Der Untergang des Kommunismus war vor allem ein ökonomischer Vorgang; in gewisser Hinsicht kann man auch sagen, die Geschichte habe die Unmöglichkeit eines ökonomischen Experimentes gezeigt. Aber er wurde und wird auf sehr eigentümliche Weise erinnert. Ein großer Teil der öffentlichen Erinnerung bezieht sich vor allem auf die Gerontokratie der Parteiherrschaft und klammert eine Auseinandersetzung mit der Frage weitgehend aus, ob es nicht doch sehr viel grundsätzlichere Punkte waren, die das kommunistische Experiment haben scheitern lassen. Diese Schieflage der Erinnerung ist nicht zufällig: Nur so kann der Untergang des Sozialismus erklärt, aber zugleich die Utopie einer nichtkapitalistischen Alternative aufrechterhalten werden. Und das ist gerade gegenwärtig sehr populär!

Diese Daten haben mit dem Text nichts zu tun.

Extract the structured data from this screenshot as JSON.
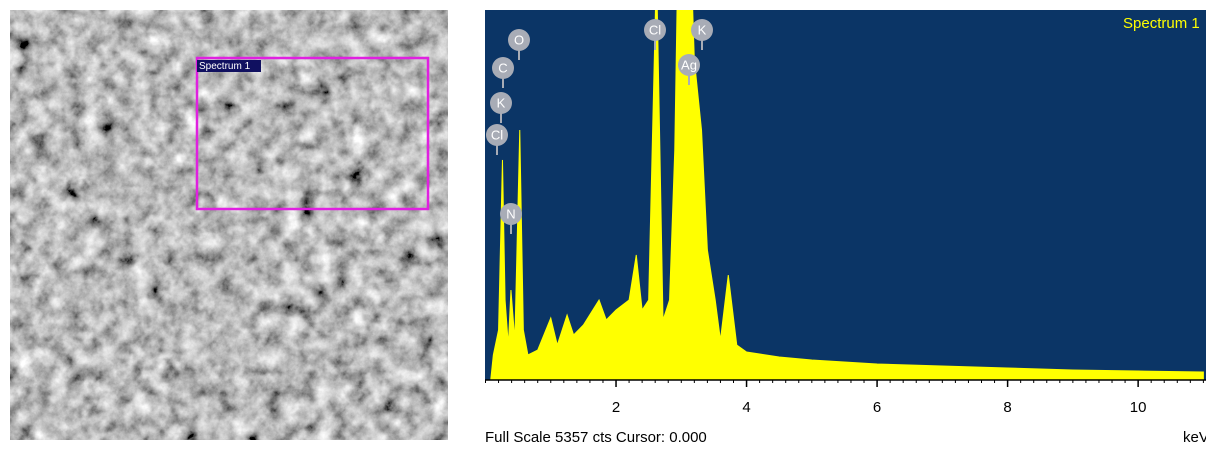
{
  "image": {
    "region_label": "Spectrum 1"
  },
  "chart_data": {
    "type": "area",
    "title": "Spectrum 1",
    "color": "#ffff00",
    "background": "#0b3566",
    "x": [
      0.08,
      0.12,
      0.2,
      0.26,
      0.3,
      0.35,
      0.39,
      0.45,
      0.525,
      0.58,
      0.65,
      0.8,
      1.0,
      1.1,
      1.25,
      1.35,
      1.5,
      1.74,
      1.85,
      2.0,
      2.2,
      2.31,
      2.4,
      2.5,
      2.62,
      2.72,
      2.82,
      2.9,
      2.98,
      3.1,
      3.2,
      3.31,
      3.4,
      3.52,
      3.6,
      3.72,
      3.85,
      4.0,
      4.5,
      5.0,
      6.0,
      7.0,
      8.0,
      9.0,
      10.0,
      11.0
    ],
    "values": [
      0,
      362,
      724,
      3186,
      1158,
      507,
      1303,
      579,
      3620,
      724,
      362,
      434,
      898,
      507,
      941,
      652,
      796,
      1158,
      869,
      1014,
      1158,
      1810,
      1014,
      1158,
      6000,
      869,
      1158,
      3330,
      8000,
      7500,
      4634,
      3620,
      1882,
      1158,
      579,
      1520,
      507,
      405,
      333,
      290,
      232,
      203,
      174,
      145,
      130,
      116
    ],
    "xlim": [
      0,
      11.04
    ],
    "ylim": [
      0,
      5357
    ],
    "xticks": [
      2,
      4,
      6,
      8,
      10
    ],
    "xlabel": "keV",
    "footer": "Full Scale 5357 cts Cursor: 0.000",
    "annotations": [
      "O",
      "C",
      "K",
      "Cl",
      "N",
      "Cl",
      "K",
      "Ag"
    ]
  }
}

Aus der Veranstaltungsankündigung: „Im politischen Denken von Marx und Engels gibt es einen archimedischen Punkt: Es sind die verallgemeinernden Rückschlüsse, die die Begründer des „Wissenschaftlichen Sozialismus“ aus der Französischen Revolution von 1789 zogen. Wie tragfähig waren die von ihnen postulierten Analogien zwischen der bürgerlichen und der proletarischen Revolution? Welche praktischen Konsequenzen leiteten sie und später Lenin und die russischen Bolschewiki daraus ab? Was kann die revisionistische Marx-Kritik zum Verständnis des „Ausbleibens der Revolution in den Industriegesellschaften“ (Richard Löwenthal) und zum Wandel der Revolution im 20. Jahrhundert beitragen?"